Two ships are approaching a light-house from opposite directions. The angles of depression of the two ships from the top of the light-house are 30° and 45°. If the distance between the two ships is 100 m, find the height of the light-house. \[[Use \sqrt{3} = 1 . 732]\]

Answer 1

Let h be the height of the light house.
Let us suppose that the distance of one of the ships from the light house is x metres. Then, the distance of the other ship from the light house will be 100 − x metres.
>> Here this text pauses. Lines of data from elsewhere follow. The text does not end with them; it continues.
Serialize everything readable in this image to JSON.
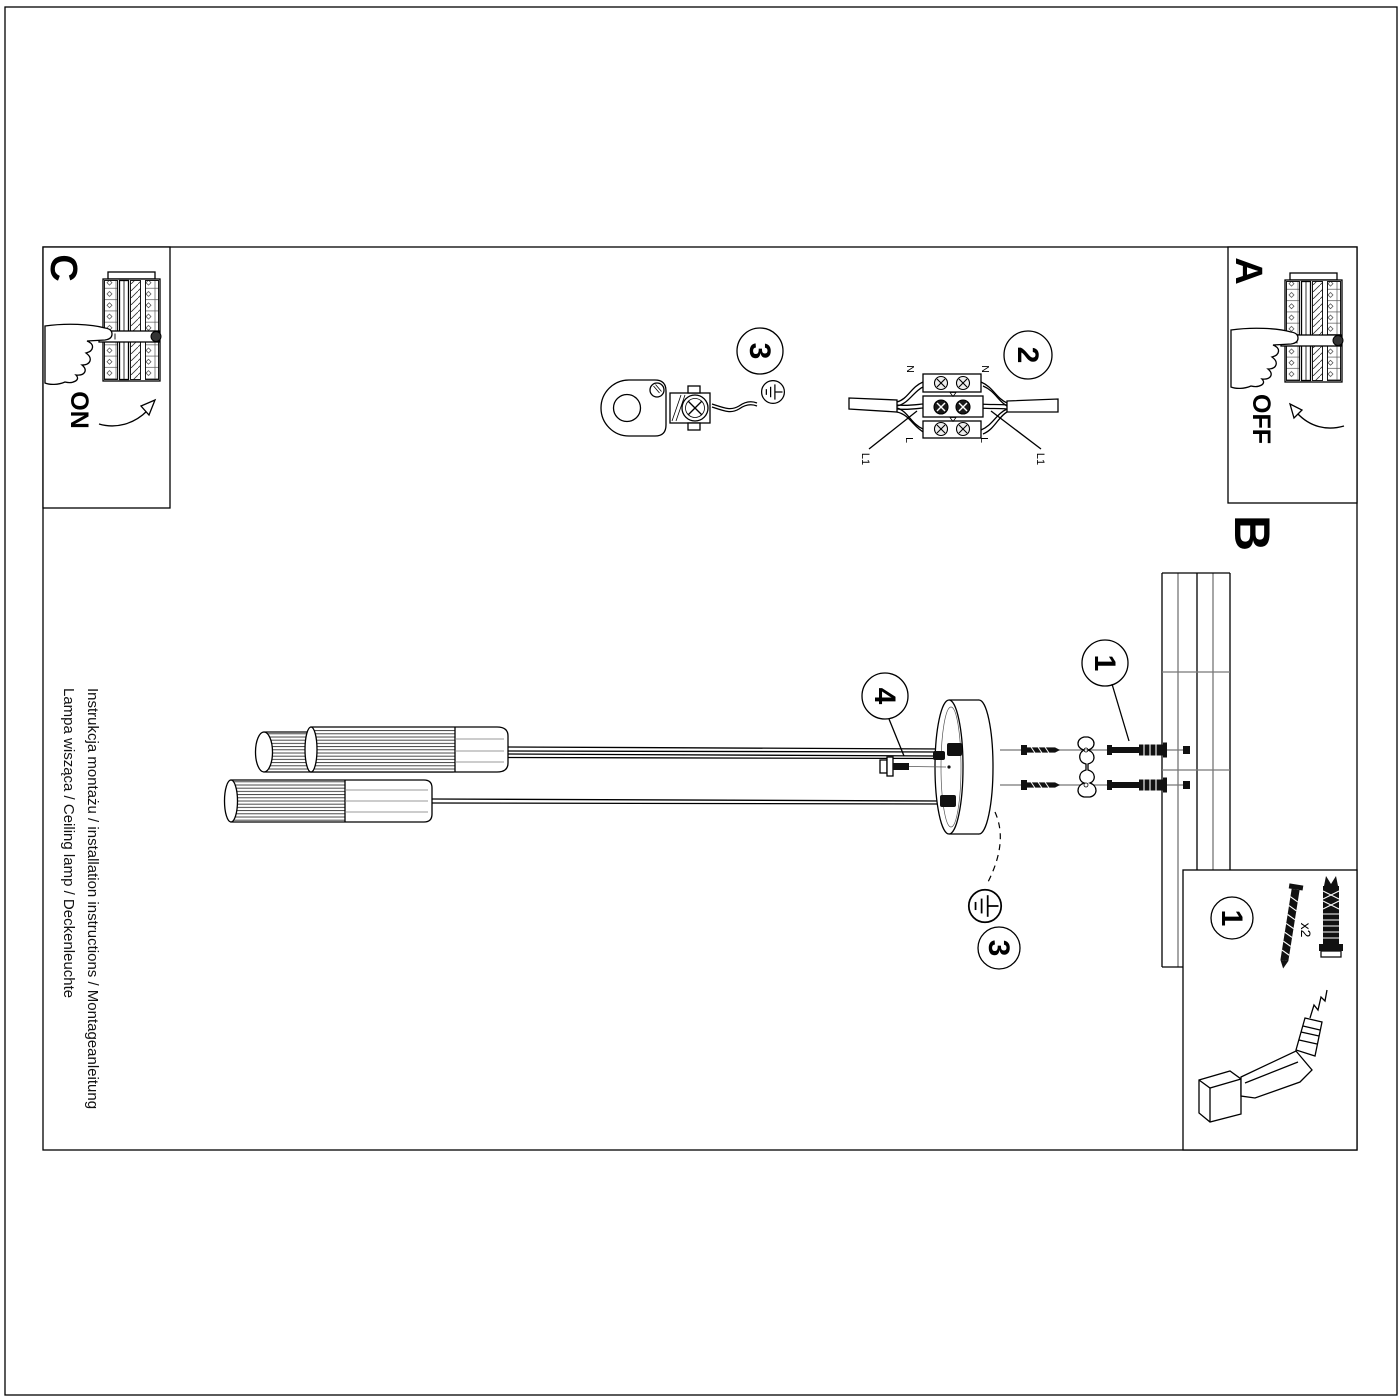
{
  "page": {
    "steps": {
      "a_label": "A",
      "b_label": "B",
      "c_label": "C",
      "power_off": "OFF",
      "power_on": "ON"
    },
    "callouts": {
      "n1": "1",
      "n2": "2",
      "n3": "3",
      "n4": "4"
    },
    "wiring_labels": {
      "neutral": "N",
      "live": "L",
      "switched_live": "L1"
    },
    "hardware": {
      "anchor_quantity": "x2"
    },
    "footer": {
      "line1": "Instrukcja montażu / installation instructions / Montageanleitung",
      "line2": "Lampa wisząca / Ceiling lamp / Deckenleuchte"
    }
  }
}
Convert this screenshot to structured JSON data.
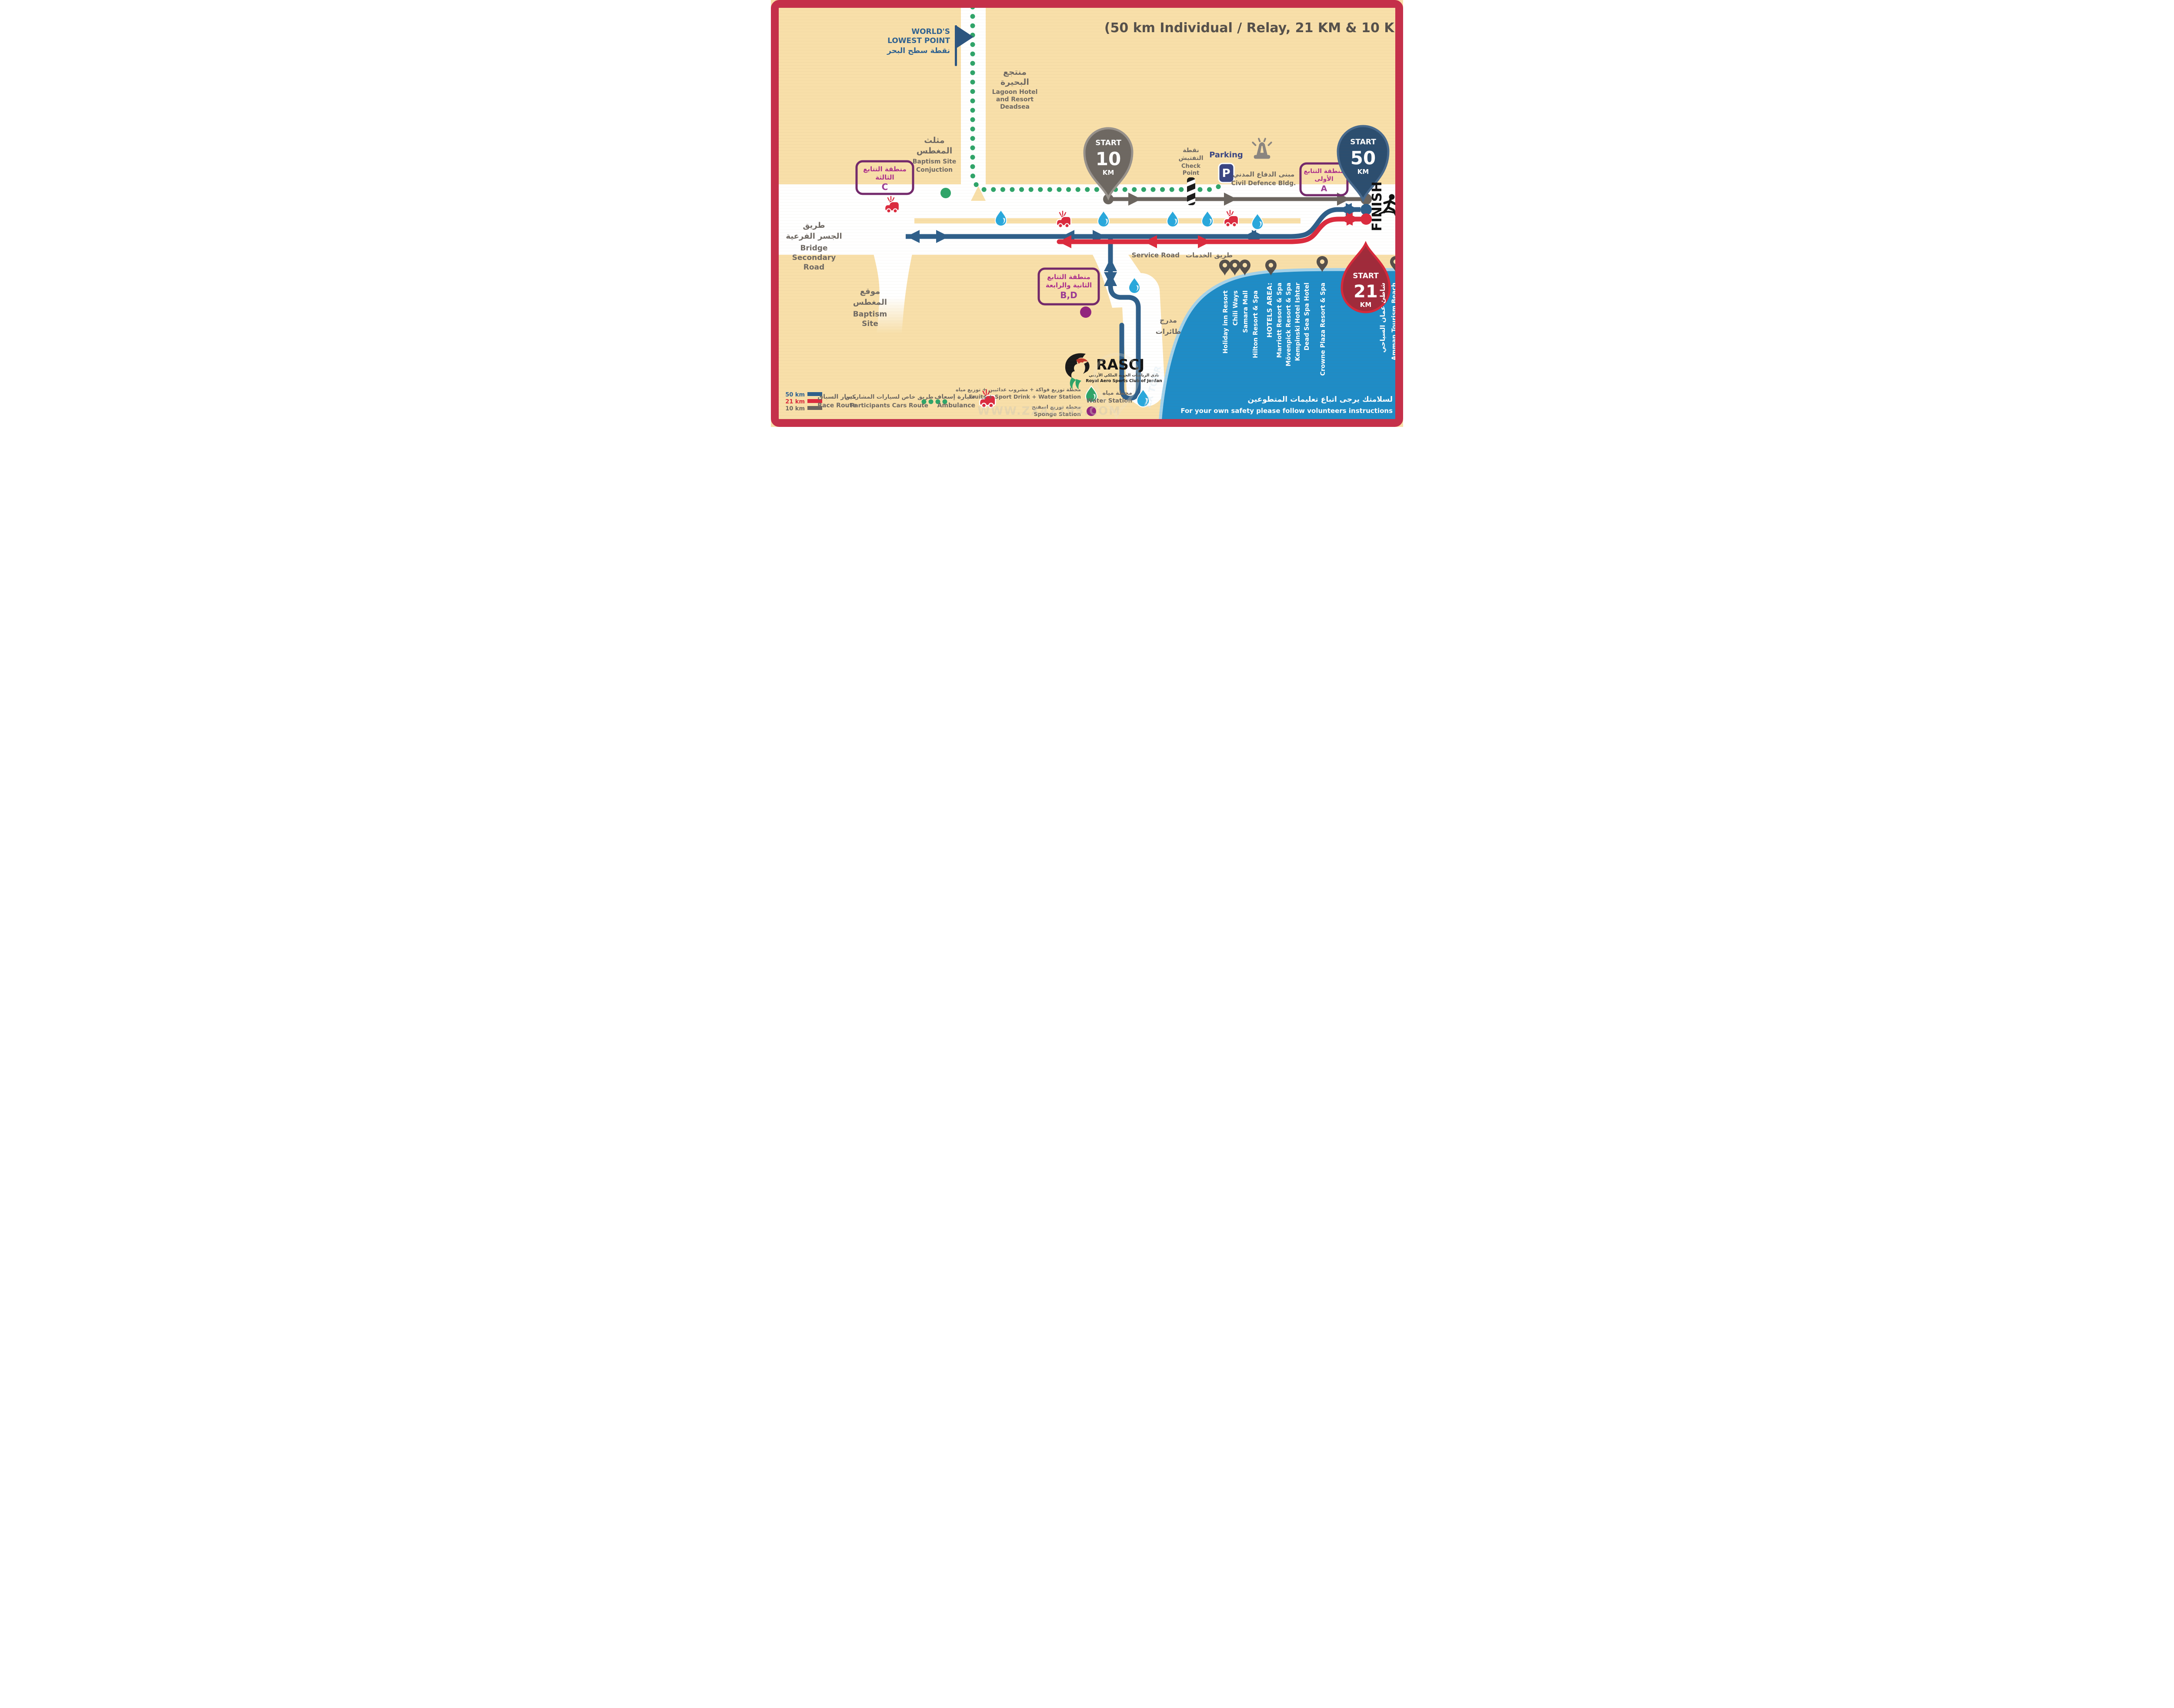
{
  "title": "(50 km Individual / Relay, 21 KM & 10 KM)",
  "watermark": {
    "url": "WWW.ZX42195.COM",
    "tour": "ZX TOUR"
  },
  "colors": {
    "background": "#F8DFA9",
    "frame": "#C5304A",
    "route_50km": "#2F5F8A",
    "route_21km": "#DB2B3E",
    "route_10km": "#6B655F",
    "cars_route_dots": "#2FA469",
    "sea": "#1F8CC6",
    "shoreline": "#A5D2E9",
    "zone_border": "#73286B",
    "zone_text": "#AC2F8C",
    "water_drop": "#29A8DC",
    "sponge": "#92257E",
    "parking_navy": "#3A4583"
  },
  "landmarks": {
    "worlds_lowest_point": {
      "l1": "WORLD'S",
      "l2": "LOWEST POINT",
      "ar": "نقطة سطح البحر"
    },
    "lagoon_hotel": {
      "ar1": "منتجع",
      "ar2": "البحيرة",
      "en1": "Lagoon Hotel",
      "en2": "and Resort",
      "en3": "Deadsea"
    },
    "baptism_conjunction": {
      "ar1": "مثلث",
      "ar2": "المغطس",
      "en1": "Baptism Site",
      "en2": "Conjuction"
    },
    "bridge_road": {
      "ar1": "طريق",
      "ar2": "الجسر الفرعية",
      "en1": "Bridge",
      "en2": "Secondary",
      "en3": "Road"
    },
    "baptism_site": {
      "ar1": "موقع",
      "ar2": "المغطس",
      "en1": "Baptism",
      "en2": "Site"
    },
    "service_road": {
      "en": "Service Road",
      "ar": "طريق الخدمات"
    },
    "runway": {
      "ar1": "مدرج",
      "ar2": "طائرات"
    },
    "check_point": {
      "ar1": "نقطة",
      "ar2": "التفتيش",
      "en1": "Check",
      "en2": "Point"
    },
    "parking": {
      "label": "Parking",
      "icon_letter": "P"
    },
    "civil_defence": {
      "ar": "مبنى الدفاع المدني",
      "en": "Civil Defence Bldg."
    }
  },
  "markers": {
    "start_10": {
      "start": "START",
      "distance": "10",
      "unit": "KM"
    },
    "start_50": {
      "start": "START",
      "distance": "50",
      "unit": "KM"
    },
    "start_21": {
      "start": "START",
      "distance": "21",
      "unit": "KM"
    },
    "finish": {
      "label": "FINISH"
    }
  },
  "relay_zones": {
    "a": {
      "l1": "منطقة التتابع",
      "l2": "الأولى",
      "letter": "A"
    },
    "bd": {
      "l1": "منطقة التتابع",
      "l2": "الثانية والرابعة",
      "letter": "B,D"
    },
    "c": {
      "l1": "منطقة التتابع",
      "l2": "الثالثة",
      "letter": "C"
    }
  },
  "hotels": [
    {
      "name": "Holiday inn Resort"
    },
    {
      "name": "Chili Ways"
    },
    {
      "name": "Samara Mall"
    },
    {
      "name": "Hilton Resort & Spa"
    },
    {
      "name": "HOTELS AREA:"
    },
    {
      "name": "Marriott Resort & Spa"
    },
    {
      "name": "Mövenpick Resort & Spa"
    },
    {
      "name": "Kempinski Hotel Ishtar"
    },
    {
      "name": "Dead Sea Spa Hotel"
    },
    {
      "name": "Crowne Plaza Resort & Spa"
    },
    {
      "name": "شاطئ عمان السياحي"
    },
    {
      "name": "Amman Tourism Beach"
    }
  ],
  "safety": {
    "ar": "لسلامتك يرجى اتباع تعليمات المتطوعين",
    "en": "For your own safety please follow volunteers instructions"
  },
  "logo": {
    "abbr": "RASCJ",
    "ar": "نادي الرياضات الجوية الملكي الأردني",
    "en": "Royal Aero Sports Club of Jordan"
  },
  "legend": {
    "route_lines": [
      {
        "label": "50 km"
      },
      {
        "label": "21 km"
      },
      {
        "label": "10 km"
      }
    ],
    "race_route": {
      "ar": "مسار السباق",
      "en": "Race Route"
    },
    "cars_route": {
      "ar": "طريق خاص لسيارات المشاركين",
      "en": "Participants Cars Route"
    },
    "ambulance": {
      "ar": "سيارة إسعاف",
      "en": "Ambulance"
    },
    "fruits_station": {
      "ar": "محطة توزيع فواكة + مشروب عدائيين + توزيع مياه",
      "en": "Fruits + Sport Drink + Water Station"
    },
    "sponge_station": {
      "ar": "محطة توزيع اسفنج",
      "en": "Sponge Station"
    },
    "water_station": {
      "ar": "محطة مياه",
      "en": "Water Station"
    }
  }
}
In right-angled triangle ADO, we have:

\[\tan {30}^\circ = \frac{OD}{AD} = \frac{h}{x}\]
\[ \Rightarrow \frac{1}{\sqrt{3}} = \frac{h}{x}\]
\[ \Rightarrow x = \sqrt{3}h . . . (1)\]

In right-angled triangle BDO, we have:

\[\tan {45}^\circ = \frac{OD}{BD} = \frac{h}{100 - x}\]
\[ \Rightarrow 1 = \frac{h}{100 - x}\]
\[ \Rightarrow x + h = 100\]
\[\text{On putting x} = \sqrt{3}h, \text{we get}: \]
\[\sqrt{3}h + h = 100\]
\[ \Rightarrow h\left( \sqrt{3} + 1 \right) = 100\]
\[ \Rightarrow h = \frac{100}{\sqrt{3} + 1}\]
\[ \Rightarrow h = \frac{100}{\left( \sqrt{3} + 1 \right)} \times \frac{\left( \sqrt{3} - 1 \right)}{\left( \sqrt{3} - 1 \right)}\]
\[ \Rightarrow h = \frac{100}{2}\left( \sqrt{3} - 1 \right)\]
\[ \Rightarrow h = 36 . 6 (\text{approx} . )\]

Thus, the height of the light house is approximately 36.6 m.